Can Postliberals Address the Heideggerian Question?
Heidegger emphasizes Nietzsche’s stature as the last philosopher of Western thought. Before the French and American intellectuals garnered support from their new wave of leftist fans, the German thinker remained the final boss for not just him but also Leo Strauss as well. The open question of how to reconcile the ancient and modern world still finds itself stuck in Cold War era dialectic. We have seen right-wingers go viral within the conservative and dissident ecosystems. What is rare is for them to take the philosophy in a direction that is friendly to popular culture and add a dialogue with pre-post-war philosophy as figures like commentator Camille Paglia. Of course, Jordan Peterson and Sam Harris find themselves on a stage or in a studio discussing the weight of nihilism in the world and the implications it has on the youth. The millennials, assuming they still have credentials among the young, find themselves as the victims of this early midlife crisis. Matthew Schmitz described it as a black pill with wide-ranging effects. The Zoomer may never reach the euphoric state of millennial angst, which is a luxury by comparison. Regardless of the different levels of grief, Peterson and Harris merely reference that this nihilism is possible with those who don’t embrace classical liberal ideas. By contrast, some curious-minded dissidents have gotten more intimate with that underworld that the IDW shies away from for ideological or aesthetic purposes.

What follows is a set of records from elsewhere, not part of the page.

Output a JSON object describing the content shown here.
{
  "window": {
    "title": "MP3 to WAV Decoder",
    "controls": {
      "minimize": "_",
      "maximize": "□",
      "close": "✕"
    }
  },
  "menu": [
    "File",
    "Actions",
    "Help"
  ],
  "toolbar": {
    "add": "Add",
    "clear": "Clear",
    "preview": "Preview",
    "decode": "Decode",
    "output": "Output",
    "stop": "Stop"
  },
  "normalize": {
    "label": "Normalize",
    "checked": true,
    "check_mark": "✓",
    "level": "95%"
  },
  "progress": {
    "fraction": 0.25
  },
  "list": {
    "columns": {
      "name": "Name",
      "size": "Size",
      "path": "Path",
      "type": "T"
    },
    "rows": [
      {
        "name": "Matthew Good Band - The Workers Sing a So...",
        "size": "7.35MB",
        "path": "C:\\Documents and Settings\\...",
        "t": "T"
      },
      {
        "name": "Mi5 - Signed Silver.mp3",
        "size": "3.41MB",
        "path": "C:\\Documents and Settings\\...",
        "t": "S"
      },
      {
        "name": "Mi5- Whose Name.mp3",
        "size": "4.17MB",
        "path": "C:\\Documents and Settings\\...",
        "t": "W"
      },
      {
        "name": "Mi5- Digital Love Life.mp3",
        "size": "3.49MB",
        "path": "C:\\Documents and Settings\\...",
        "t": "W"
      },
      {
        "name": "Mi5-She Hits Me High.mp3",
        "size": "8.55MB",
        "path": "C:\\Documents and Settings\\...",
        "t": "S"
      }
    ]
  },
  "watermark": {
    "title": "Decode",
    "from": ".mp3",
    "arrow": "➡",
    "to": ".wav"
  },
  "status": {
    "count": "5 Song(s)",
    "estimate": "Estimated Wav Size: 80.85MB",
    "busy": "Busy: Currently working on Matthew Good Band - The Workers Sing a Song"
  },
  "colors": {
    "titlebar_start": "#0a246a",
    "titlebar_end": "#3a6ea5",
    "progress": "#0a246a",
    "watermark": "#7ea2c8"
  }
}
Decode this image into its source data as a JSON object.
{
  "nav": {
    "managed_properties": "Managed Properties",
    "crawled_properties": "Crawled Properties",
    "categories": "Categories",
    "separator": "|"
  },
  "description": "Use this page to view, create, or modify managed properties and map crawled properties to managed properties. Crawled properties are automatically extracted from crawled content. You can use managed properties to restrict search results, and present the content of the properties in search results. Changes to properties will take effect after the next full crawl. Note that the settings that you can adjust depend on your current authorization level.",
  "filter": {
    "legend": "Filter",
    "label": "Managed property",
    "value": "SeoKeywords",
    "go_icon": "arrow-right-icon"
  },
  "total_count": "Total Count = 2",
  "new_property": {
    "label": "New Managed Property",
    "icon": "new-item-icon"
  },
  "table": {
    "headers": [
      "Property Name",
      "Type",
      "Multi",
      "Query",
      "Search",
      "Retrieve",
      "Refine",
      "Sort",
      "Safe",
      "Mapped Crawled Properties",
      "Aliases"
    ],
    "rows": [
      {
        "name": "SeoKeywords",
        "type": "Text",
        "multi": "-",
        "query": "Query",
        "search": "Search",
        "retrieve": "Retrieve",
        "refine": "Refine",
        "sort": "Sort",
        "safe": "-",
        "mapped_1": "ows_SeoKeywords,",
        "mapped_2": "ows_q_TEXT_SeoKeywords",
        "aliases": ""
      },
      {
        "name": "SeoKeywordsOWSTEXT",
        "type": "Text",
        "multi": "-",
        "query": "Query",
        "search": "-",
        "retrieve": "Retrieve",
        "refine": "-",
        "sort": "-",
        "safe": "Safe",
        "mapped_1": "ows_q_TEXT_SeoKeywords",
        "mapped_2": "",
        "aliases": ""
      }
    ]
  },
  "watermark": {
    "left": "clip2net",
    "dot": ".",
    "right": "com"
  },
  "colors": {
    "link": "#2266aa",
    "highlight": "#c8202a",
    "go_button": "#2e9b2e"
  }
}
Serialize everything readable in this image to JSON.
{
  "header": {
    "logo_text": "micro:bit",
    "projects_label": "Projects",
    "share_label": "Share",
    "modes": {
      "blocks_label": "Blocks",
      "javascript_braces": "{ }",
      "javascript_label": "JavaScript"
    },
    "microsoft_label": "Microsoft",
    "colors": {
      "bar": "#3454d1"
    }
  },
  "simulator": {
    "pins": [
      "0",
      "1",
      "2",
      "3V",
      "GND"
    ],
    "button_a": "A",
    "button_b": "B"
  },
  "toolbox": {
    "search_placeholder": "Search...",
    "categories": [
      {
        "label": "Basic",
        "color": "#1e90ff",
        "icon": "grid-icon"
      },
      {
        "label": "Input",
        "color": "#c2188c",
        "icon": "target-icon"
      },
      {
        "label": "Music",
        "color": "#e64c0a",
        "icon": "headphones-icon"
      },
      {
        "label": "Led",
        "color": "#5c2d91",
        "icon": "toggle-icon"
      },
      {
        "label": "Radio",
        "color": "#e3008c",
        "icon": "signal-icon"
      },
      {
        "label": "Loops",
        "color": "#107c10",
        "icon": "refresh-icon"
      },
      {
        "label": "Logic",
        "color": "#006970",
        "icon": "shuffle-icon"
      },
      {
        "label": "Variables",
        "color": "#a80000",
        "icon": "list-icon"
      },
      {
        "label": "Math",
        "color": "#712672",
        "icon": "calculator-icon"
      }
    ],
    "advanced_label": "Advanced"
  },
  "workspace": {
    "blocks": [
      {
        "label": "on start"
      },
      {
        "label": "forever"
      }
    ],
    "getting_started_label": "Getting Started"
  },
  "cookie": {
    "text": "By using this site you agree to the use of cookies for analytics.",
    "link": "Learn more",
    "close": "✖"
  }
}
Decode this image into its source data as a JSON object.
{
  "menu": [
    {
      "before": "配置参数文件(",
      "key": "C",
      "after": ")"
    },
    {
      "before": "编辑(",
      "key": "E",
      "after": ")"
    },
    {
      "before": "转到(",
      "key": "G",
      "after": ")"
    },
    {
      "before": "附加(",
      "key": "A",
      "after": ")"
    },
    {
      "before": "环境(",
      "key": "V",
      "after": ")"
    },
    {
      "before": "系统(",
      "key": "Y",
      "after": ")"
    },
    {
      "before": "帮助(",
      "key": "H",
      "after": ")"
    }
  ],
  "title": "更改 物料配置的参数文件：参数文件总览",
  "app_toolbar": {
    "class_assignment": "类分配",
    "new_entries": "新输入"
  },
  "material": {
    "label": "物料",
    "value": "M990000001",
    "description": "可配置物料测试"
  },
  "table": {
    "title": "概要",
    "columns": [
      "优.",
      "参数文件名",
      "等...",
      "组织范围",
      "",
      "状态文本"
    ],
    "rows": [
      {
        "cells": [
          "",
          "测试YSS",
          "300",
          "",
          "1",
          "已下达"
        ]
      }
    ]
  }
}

The significant takeaway about Bronze Age Mindset (BAM) is its citation of both Paglia and Nietzsche within the same worldview. What do an atheist liberal and a German vitalist yearning for European imperium have in common? They’re both art critics. Greek theater in the case of Nietzsche’s debut book or running cover for the Italian contributions to Golden Age Hollywood for Paglia. They sync up, for better and for worse. That’s the takeaway for the sake of modern readers. The speculation on Heideggerian philosophy and political entryism only appeals to academics, not the target audience. Instead, the art critic angle welcomes millennials to not be too snobbish against bygone figures, genres, and aesthetics that many older generations failed to preserve. BAP wants a birth of tragedy, as does Paglia. Curious minds should go beyond these rabbit holes of philosophy for its own sake. The goal is to escape nihilism and Schopenhauer found it in music. Nietzsche found it in theater. Where does that leave curious-minded dissidents today?
The attempt to go to donors and political allies for this aestheticism is a conflict of interests. It’s a contradiction. The Beatniks, a cadre of dissidents stuck on the skirts of counterculture, tried to survive nihilism with their peers. Unfortunately, they were siphoning from a well that would explode into a hedonistic powder keg years later. Not their fault. However, it eclipses what they were doing before the outflanking from the left. Beatniks were poets, writers, and curious-minded critics who wanted to address American decline. Sound familiar? Yet, they managed to condense philosophy and counterculture into romantic books instead of loud activism and Russ Meyer films. The art of condensing philosophy has been a struggle among modern postliberals; however, that might be the only way to bridge the gap between librarians and a wide commercial audience. A luxury for the frustrated right-winger clinging to his video essays and first-edition books. Are dissidents always going to be outmaneuvered by flashier subcultures or can they take the hint?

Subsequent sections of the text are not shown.